Я с удивлением обнаружил, что в моих словах присутствует настоящая мужская обида: сначала меня сделали никчемным, а потом попрекают этой никчемностью. Очень удобно переводить проблему из внутренней во внешнюю.
— Я стараюсь, Молчун, — начала оправдываться она с предвестниками слез в тоне. — Но так всех лечат, у кого ожоги… Или голова оторванная…
— Ты самый лучший лекарь на свете, моя девочка! — поспешил я похвалить ее. — Только согласись, что больной человек не может быть здоровым, пока он больной. И нельзя ждать от него того, что может делать здоровый человек. А вот когда он станет здоровым, тогда и приходите к нему, и требуйте, чтобы он вел себя как здоровый… Да и то, мне кажется, что в отношениях мужчины и женщины ничего требовать нельзя, как говорит старик, потому что вредно. Когда в этих отношениях начинают чего-то требовать друг от друга, то получается, что ничего не получается.
— Ой, как ты правильно, Молчун, говоришь! — вдруг обрадовалась Нава. — В нашей деревне, где мы с мамой жили до того, как ее мертвяки украли, так и было: детей заводили потому, что хотели, а не потому, что надо. Я сразу почувствовала, что ты ближе к нашей деревне, чем к этой, хоть и странный очень; я сразу почувствовала, что ты мне родной, как мама была. Может, тебя мама прислала, чтобы мне одиноко не было?
— Может, и мама, — легко согласился я, не имея ни малейшего понятия о том, кто меня сюда прислал. И присылал ли вообще? Или меня дурным ветром занесло?.. Какой же ветер нужен, чтобы такую кучу дерьма неизвестно куда занести?!
* * *«Сейчас я проснусь», — подумал я во сне и проснулся.
Сейчас я начну думать, что послезавтра ухожу.
И точно, будто сказал сам себе голосом:
— Послезавтра я ухожу.
Хотя никакого голоса не было. Не хотел я Наву будить. Но она будто услышала. Я и не сомневался, что она услышит. В последнее время я замечаю, что меня деревенские слышат, когда я ничего не говорю: только подумаю о них, а они сразу же и делают то, что я подумал. Или наоборот: они собираются что-то сделать, а я это их желание слышу до того, как они его осуществили.

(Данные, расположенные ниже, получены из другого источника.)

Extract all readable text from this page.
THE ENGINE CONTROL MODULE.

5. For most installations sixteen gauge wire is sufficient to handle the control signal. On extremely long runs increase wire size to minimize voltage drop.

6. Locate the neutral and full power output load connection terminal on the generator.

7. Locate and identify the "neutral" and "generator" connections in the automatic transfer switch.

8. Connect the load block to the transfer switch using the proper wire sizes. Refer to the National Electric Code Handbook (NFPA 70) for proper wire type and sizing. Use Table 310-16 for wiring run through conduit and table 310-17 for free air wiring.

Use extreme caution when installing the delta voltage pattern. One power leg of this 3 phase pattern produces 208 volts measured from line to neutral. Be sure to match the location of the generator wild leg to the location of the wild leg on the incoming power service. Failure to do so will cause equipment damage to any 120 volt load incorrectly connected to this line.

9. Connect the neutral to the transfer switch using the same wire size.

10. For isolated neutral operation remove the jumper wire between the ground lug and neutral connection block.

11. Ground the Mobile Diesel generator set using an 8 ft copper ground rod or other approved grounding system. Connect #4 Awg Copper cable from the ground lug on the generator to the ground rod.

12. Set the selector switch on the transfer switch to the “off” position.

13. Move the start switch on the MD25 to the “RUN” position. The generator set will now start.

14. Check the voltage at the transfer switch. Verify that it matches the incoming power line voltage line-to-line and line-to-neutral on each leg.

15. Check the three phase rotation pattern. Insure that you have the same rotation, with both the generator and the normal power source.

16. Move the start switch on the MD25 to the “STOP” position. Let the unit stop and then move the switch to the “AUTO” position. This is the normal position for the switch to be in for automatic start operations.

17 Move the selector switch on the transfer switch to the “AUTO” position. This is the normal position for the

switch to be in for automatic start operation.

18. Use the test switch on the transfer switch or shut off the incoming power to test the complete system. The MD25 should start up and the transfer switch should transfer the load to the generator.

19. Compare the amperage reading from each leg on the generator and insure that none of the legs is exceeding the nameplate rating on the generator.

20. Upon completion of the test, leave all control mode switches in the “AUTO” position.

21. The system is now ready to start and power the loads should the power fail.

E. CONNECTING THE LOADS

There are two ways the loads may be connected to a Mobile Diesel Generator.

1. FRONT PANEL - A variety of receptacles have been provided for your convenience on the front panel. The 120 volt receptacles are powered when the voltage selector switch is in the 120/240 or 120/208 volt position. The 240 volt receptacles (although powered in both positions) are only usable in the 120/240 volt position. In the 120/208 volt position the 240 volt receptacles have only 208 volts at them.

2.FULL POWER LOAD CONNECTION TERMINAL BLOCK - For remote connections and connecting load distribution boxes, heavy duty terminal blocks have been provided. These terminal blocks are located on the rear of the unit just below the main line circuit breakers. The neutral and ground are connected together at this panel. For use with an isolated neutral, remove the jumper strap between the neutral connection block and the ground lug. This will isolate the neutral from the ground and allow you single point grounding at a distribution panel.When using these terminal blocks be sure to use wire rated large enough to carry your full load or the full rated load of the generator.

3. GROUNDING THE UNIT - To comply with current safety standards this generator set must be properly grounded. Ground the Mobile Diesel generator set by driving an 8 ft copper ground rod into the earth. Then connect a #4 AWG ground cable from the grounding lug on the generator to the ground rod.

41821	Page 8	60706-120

Мне кажется, что они тоже почувствовали неладное, потому что стали избегать моего молчания, или вызывая меня на разговор, или сами болботили непрерывно.
Нава зашевелилась в другом углу на своей лежанке. Я знал, что она скажет.
— Ты уже не спишь?
— Нет, — ответил я уже голосом.
— Тогда давай поговорим, — попросила она. — А то мы со вчерашнего вечера не говорили. Давай?

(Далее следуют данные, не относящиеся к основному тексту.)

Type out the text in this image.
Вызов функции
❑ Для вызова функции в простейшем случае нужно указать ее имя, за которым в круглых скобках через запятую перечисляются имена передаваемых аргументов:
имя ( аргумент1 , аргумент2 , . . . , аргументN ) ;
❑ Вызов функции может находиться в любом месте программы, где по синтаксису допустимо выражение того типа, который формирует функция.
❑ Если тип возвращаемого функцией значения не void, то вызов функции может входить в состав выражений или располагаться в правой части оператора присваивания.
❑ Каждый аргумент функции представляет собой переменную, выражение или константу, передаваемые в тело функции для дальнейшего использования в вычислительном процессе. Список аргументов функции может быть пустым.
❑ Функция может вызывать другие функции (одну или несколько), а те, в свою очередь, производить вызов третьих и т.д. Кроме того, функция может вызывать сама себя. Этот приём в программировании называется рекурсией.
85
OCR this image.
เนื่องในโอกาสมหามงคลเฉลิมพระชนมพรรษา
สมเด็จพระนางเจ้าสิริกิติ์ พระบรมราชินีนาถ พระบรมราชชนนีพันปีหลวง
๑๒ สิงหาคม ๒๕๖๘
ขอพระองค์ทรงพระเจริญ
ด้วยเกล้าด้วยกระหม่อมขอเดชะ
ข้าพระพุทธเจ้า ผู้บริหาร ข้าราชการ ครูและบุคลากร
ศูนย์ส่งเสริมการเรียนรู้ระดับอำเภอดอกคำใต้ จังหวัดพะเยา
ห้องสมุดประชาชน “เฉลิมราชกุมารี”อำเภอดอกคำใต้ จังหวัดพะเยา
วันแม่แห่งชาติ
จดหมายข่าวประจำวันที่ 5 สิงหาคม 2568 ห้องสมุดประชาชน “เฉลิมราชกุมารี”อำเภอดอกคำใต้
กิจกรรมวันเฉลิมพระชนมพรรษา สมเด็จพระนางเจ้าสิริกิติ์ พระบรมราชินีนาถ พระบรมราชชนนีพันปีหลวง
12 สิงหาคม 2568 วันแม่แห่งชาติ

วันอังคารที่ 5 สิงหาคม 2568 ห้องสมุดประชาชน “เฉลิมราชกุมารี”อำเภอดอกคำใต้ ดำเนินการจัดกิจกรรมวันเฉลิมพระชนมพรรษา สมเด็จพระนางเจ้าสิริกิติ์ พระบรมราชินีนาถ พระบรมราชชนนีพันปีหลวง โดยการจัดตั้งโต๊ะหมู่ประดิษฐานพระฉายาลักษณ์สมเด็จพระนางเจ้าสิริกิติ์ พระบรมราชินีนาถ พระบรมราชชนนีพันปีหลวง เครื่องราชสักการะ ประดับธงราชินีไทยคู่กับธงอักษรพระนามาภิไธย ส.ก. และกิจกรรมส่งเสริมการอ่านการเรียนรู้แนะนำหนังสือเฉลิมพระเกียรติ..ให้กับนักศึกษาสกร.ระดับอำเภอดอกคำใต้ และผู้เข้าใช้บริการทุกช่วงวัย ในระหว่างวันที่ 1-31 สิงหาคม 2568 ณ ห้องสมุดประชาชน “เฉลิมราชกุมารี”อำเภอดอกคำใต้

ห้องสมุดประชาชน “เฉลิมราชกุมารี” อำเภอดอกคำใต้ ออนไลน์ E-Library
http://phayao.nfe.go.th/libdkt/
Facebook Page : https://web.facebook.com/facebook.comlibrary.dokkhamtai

— Давай. — Уж кому другому, а ей я никак не мог отказать в такой мелочи.
— Когда ты уходишь?
— Не знаю… Скоро…
— Вот ты всегда говоришь: скоро. То скоро, то послезавтра. Ты, может, думаешь, что это одно и то же? Хотя нет, теперь ты не можешь так думать, теперь ты говорить уже научился. Это раньше у тебя в голове все путалось — дом с деревней, трава с грибами. Мертвяков с людьми и то путал. А то еще хуже — принимался бормотать слова непонятные, никто тебя понять не мог… Теперь не бормочешь, но никто не любит, когда ты молчишь, — кто тебя знает, может, ты свои слова про себя бормочешь. Лучше ты их не бормочи, а со мной поговори.

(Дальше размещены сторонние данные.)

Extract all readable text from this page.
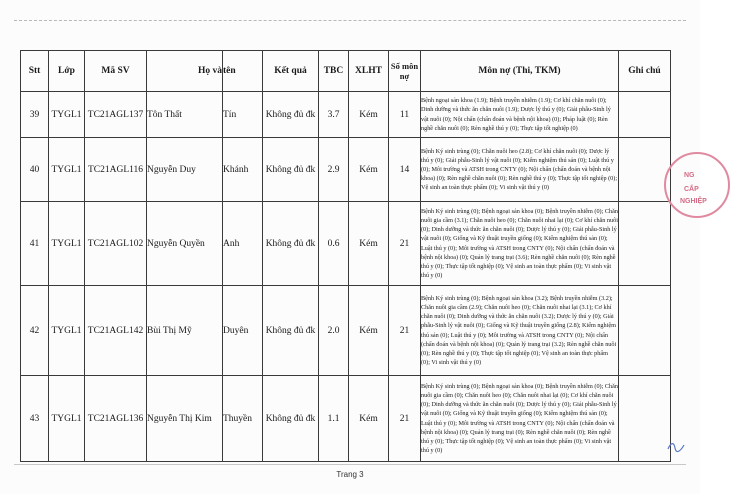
Stt	Lớp	Mã SV	Họ và	tên	Kết quả	TBC	XLHT	Số môn nợ	Môn nợ (Thi, TKM)	Ghi chú
39	TYGL1	TC21AGL137	Tôn Thất	Tín	Không đủ đk	3.7	Kém	11	Bệnh ngoại sản khoa (1.9); Bệnh truyền nhiễm (1.9); Cơ khí chăn nuôi (0); Dinh dưỡng và thức ăn chăn nuôi (1.9); Dược lý thú y (0); Giải phẫu-Sinh lý vật nuôi (0); Nội chẩn (chẩn đoán và bệnh nội khoa) (0); Pháp luật (0); Rèn nghề chăn nuôi (0); Rèn nghề thú y (0); Thực tập tốt nghiệp (0)	
40	TYGL1	TC21AGL116	Nguyễn Duy	Khánh	Không đủ đk	2.9	Kém	14	Bệnh Ký sinh trùng (0); Chăn nuôi heo (2.8); Cơ khí chăn nuôi (0); Dược lý thú y (0); Giải phẫu-Sinh lý vật nuôi (0); Kiểm nghiệm thú sản (0); Luật thú y (0); Môi trường và ATSH trong CNTY (0); Nội chẩn (chẩn đoán và bệnh nội khoa) (0); Rèn nghề chăn nuôi (0); Rèn nghề thú y (0); Thực tập tốt nghiệp (0); Vệ sinh an toàn thực phẩm (0); Vi sinh vật thú y (0)	
41	TYGL1	TC21AGL102	Nguyễn Quyền	Anh	Không đủ đk	0.6	Kém	21	Bệnh Ký sinh trùng (0); Bệnh ngoại sản khoa (0); Bệnh truyền nhiễm (0); Chăn nuôi gia cầm (3.1); Chăn nuôi heo (0); Chăn nuôi nhai lại (0); Cơ khí chăn nuôi (0); Dinh dưỡng và thức ăn chăn nuôi (0); Dược lý thú y (0); Giải phẫu-Sinh lý vật nuôi (0); Giống và Kỹ thuật truyền giống (0); Kiểm nghiệm thú sản (0); Luật thú y (0); Môi trường và ATSH trong CNTY (0); Nội chẩn (chẩn đoán và bệnh nội khoa) (0); Quản lý trang trại (3.6); Rèn nghề chăn nuôi (0); Rèn nghề thú y (0); Thực tập tốt nghiệp (0); Vệ sinh an toàn thực phẩm (0); Vi sinh vật thú y (0)	
42	TYGL1	TC21AGL142	Bùi Thị Mỹ	Duyên	Không đủ đk	2.0	Kém	21	Bệnh Ký sinh trùng (0); Bệnh ngoại sản khoa (3.2); Bệnh truyền nhiễm (3.2); Chăn nuôi gia cầm (2.9); Chăn nuôi heo (0); Chăn nuôi nhai lại (3.1); Cơ khí chăn nuôi (0); Dinh dưỡng và thức ăn chăn nuôi (3.2); Dược lý thú y (0); Giải phẫu-Sinh lý vật nuôi (0); Giống và Kỹ thuật truyền giống (2.8); Kiểm nghiệm thú sản (0); Luật thú y (0); Môi trường và ATSH trong CNTY (0); Nội chẩn (chẩn đoán và bệnh nội khoa) (0); Quản lý trang trại (3.2); Rèn nghề chăn nuôi (0); Rèn nghề thú y (0); Thực tập tốt nghiệp (0); Vệ sinh an toàn thực phẩm (0); Vi sinh vật thú y (0)	
43	TYGL1	TC21AGL136	Nguyễn Thị Kim	Thuyền	Không đủ đk	1.1	Kém	21	Bệnh Ký sinh trùng (0); Bệnh ngoại sản khoa (0); Bệnh truyền nhiễm (0); Chăn nuôi gia cầm (0); Chăn nuôi heo (0); Chăn nuôi nhai lại (0); Cơ khí chăn nuôi (0); Dinh dưỡng và thức ăn chăn nuôi (0); Dược lý thú y (0); Giải phẫu-Sinh lý vật nuôi (0); Giống và Kỹ thuật truyền giống (0); Kiểm nghiệm thú sản (0); Luật thú y (0); Môi trường và ATSH trong CNTY (0); Nội chẩn (chẩn đoán và bệnh nội khoa) (0); Quản lý trang trại (0); Rèn nghề chăn nuôi (0); Rèn nghề thú y (0); Thực tập tốt nghiệp (0); Vệ sinh an toàn thực phẩm (0); Vi sinh vật thú y (0)	
NG
CẤP
NGHIỆP
Trang 3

Пока она говорила, глаза сами собой открылись. По потолку проторенной тропой шли рабочие муравьи. Двумя ровными колоннами: слева направо — нагруженные грибницей, справа налево — порожняком. Месяц назад было наоборот. И через месяц будет наоборот. Как им укажут, так и будет. Черные сигнальщики рассредоточились вдоль колонн, шевеля усами в ожидании приказов. Может, через месяц дождутся? Они даже меня слушались, хотя я сначала спрашивал у Навы, что им приказывать…
Старца нет, отметил я. Сегодня не он меня разбудил. Особенное утро.
Я повернул голову набок и посмотрел на Наву. Она лежала на спине, закинув руки за голову и положив ногу на ногу, и не шевелилась, похожая на изящное изваяние, только непрестанно двигались ее губы да поблескивали в полутьме глаза.
Речь ее звучала для меня шумовым фоном (смысла не воспринимал), но звук голоса — музыкой, достойной красоты тела, ручеек лесной журчащий.
Месяц назад я так же любовался ею, собираясь уходить, и словно стараясь налюбоваться про запас, но не уходил. То ли они меня все дружно заговаривали, то ли с красотой расстаться не мог? Что-то свербело внутри, не разрешая покинуть эту девочку. А что-то другое зудело, изгоняя из деревни в Город. Будто я муравей, которому поступили два противоречащих друг другу приказа.
— …И получилось так, — вдруг пробилось в сознание Навино повествование, слышанное мной столько раз, что я мог бы продолжить за нее, — что мертвяки вели нас ночью, а ночью они совсем слепые…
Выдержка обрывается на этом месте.